Tendedero interior, armarios empotrados

Los compradores o alquiladores de un piso suelen visitarlo con mucha desconfianza. En principio, todo les parece mal o regular. Forma parte del ceremonial de la visita el encontrar defectos que los alejen de la posibilidad de vivir allí y que el paseillo por habitaciones y baños se sienta como una pérdida de tiempo incluso antes de haber abierto las puertas de los armarios empotrados.

Me gustaría escuchar qué es lo que en realidad piensan. Si se imaginan tomando un café por la mañana temprano de pie, junto a la encimera de la cocina.

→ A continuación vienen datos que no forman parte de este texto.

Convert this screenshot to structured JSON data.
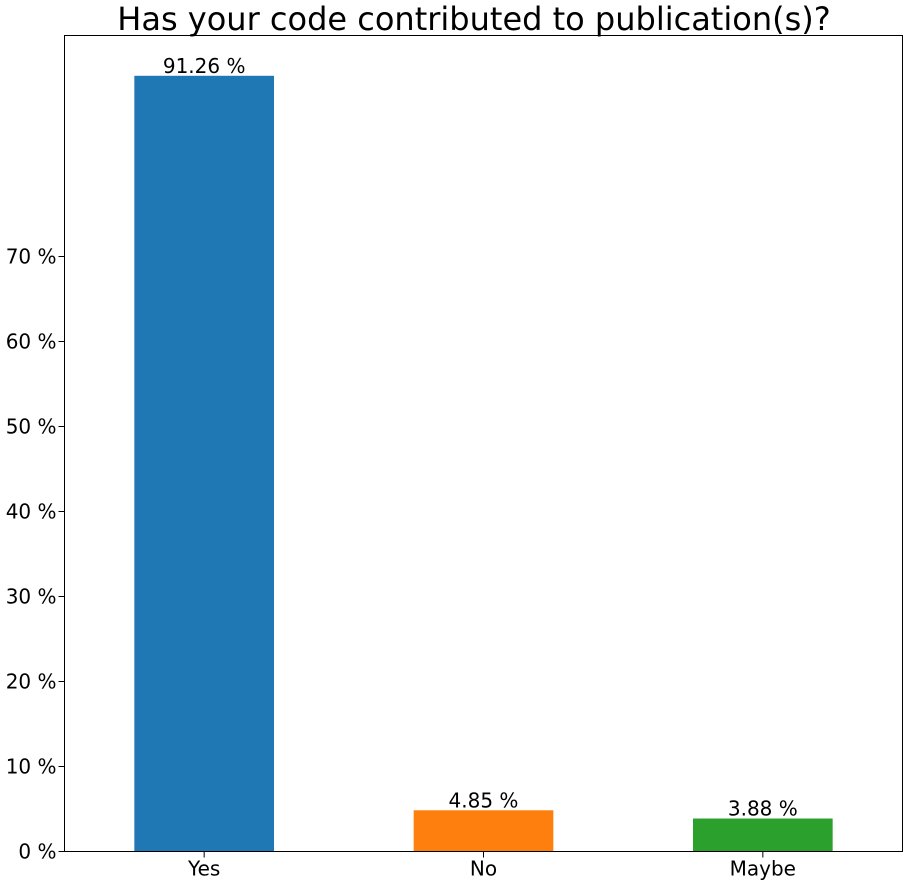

Si creen que soportarán asomarse al balcón y ver la expresión del vecino de enfrente, durante años y años.

La vendedora, o la casera, se esfuerza en disimular los defectos. No pisa las tablillas del suelo que suenan huecas. No abre la ventana que chirría. No enseña las irregularidades del tendedero interior. La dueña habla de los excelentes materiales de construcción, de esos que ya no se encuentran, de las reformas que han mejorado el piso desde su construcción y de la reciente obra de acondicionamiento del garaje. Dice lo que sabe que tiene que decir, no lo que querría decir. Ella hablaría de la suavidad del viento de junio a las seis de la tarde viendo videoclips en el salón; de los gritos de apoyo desde la ventana de la habitación dirigidos a los participantes en la carrera popular anual; de la primera vez que bajó al jardín y el resto de niños demostró que no era aceptada tirándola de las trenzas; de todos los discos escuchados en la cama de la habitación, bajo el póster de Nick Cave y PJ Harvey; del aroma del café de sus padres por las mañanas; del Roscón de Reyes en la mesa baja frente al televisor; de limpiar eternamente esa misma mesa los sábados por la mañana mientras La Bola de Cristal; de los secretos guardados en el trastero; de las conversaciones en el sofá del portal; de las potentes miradas en el espejo del ascensor; de los vecinos que envejecen, encanecen, de los que murieron demasiado pronto; del sonido del bombín al abrir la puerta de la calle; de cómo se caía el telefonillo si abajo tocaban con fuerza; del olor al jazmín en mayo; de la insoportable vecina Catalina, siempre vigilando; del vecino Valeriano, siempre vigilado; de los muebles comprados demasiado tarde, cuando ya no volvería a casa; de las pegatinas de Paul Newman, Michael Jackson y David Summers en la puerta de un armario; de cómo el olor a caldo gallego manaba de la cocina para apoderarse de cada rincón del hogar; de cómo al cerrar la puerta del baño interior se detiene el tiempo; de cómo las noches en vela, los cumpleaños, las fiestas, los veranos, las tardes después del colegio, las reuniones de los fanzines; las amigas; los amigos; los discos, de cómo todo y de cómo nada, o poco.